After a year and a half of Zoom meetings, offices are reopening. Our laptops are no longer on our laps and our refrigerators aren’t around for regular check-ins. This means that we’re spending eight hours at our desk again — which may seem like a welcome change for those who have Zoom fatigue — but most of us are actually happier working from home.
According to a study by Harvard Business School Online in collaboration with market research firm City Square Associates, 81% of the 1500 professionals who were interviewed either don’t want to go back to the office or prefer a hybrid model (via CBS19). “The past year has been difficult for everyone, but what’s surprising is how well people feel they’ve performed at work, while at home,” HBS Online’s Executive Director Patrick Mullane told CBS19.
This may seem surprising, especially since most of us believe we’re productive only if we’re constantly multitasking. But taking breaks — and longer lunch breaks — might actually do you better than eating at your desk.

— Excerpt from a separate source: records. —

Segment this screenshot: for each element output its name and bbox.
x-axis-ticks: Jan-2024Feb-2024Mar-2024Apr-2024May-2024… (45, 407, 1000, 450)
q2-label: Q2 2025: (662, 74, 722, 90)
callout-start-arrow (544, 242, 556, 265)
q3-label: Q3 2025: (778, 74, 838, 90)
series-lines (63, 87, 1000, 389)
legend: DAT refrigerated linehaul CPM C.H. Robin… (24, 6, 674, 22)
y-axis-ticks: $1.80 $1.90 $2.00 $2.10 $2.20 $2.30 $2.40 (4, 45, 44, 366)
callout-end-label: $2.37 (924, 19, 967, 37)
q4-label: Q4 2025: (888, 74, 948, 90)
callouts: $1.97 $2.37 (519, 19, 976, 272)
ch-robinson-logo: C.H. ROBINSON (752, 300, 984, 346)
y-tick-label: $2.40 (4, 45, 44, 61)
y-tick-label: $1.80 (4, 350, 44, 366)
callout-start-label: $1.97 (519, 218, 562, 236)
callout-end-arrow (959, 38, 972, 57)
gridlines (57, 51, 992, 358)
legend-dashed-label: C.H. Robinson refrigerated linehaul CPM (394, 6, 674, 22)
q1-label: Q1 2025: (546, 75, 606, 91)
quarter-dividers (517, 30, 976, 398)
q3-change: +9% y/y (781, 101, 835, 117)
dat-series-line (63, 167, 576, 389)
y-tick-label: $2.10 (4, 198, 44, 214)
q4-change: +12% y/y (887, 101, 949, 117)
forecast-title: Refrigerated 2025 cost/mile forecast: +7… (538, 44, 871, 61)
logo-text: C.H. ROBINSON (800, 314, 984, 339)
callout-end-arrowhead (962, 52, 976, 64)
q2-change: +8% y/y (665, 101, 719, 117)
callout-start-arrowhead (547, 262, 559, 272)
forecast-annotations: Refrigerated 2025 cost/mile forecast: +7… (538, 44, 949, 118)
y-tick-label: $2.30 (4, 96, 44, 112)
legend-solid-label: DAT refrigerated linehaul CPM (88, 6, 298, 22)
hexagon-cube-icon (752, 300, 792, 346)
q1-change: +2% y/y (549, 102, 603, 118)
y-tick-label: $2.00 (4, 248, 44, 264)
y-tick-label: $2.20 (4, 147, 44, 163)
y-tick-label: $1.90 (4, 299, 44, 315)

Longer lunch breaks during work can increase productivity
Research has found that taking micro-breaks during work can boost performance and overall wellbeing (via The Wellbeing Thesis). This may seem counterintuitive for those of us who prefer to take bites in between answering emails and phone calls; if we’re not multitasking, are we getting anything done? But multiple studies, including Stanford professor Clifford Nass’ study points to the fact that multitasking only interferes with our ability to concentrate and can even reduce the quality of our work (via NPR).
In addition to reduced productivity, sitting for too long can also increase your risk for diabetes and heart disease, even for those of us who typically include physical activity in our day (via MKLink). It can also increase stress levels, which can affect us in the long term. If you need another reason to get up and eat that sandwich, Jane Ogden, a professor in health psychology told Wired, “If you eat at your desk when you’re distracted through working and you’re not giving yourself a proper lunch break, then the food you eat doesn’t fill you up as much.” This means that you’re too distracted to enjoy the food you’re eating, too. Ultimately, terrible productivity and long-term stress do not seem like a great trade-off for a salad you don’t enjoy eating. Consider this your sign to stand up, stretch and walk to your nearest deli.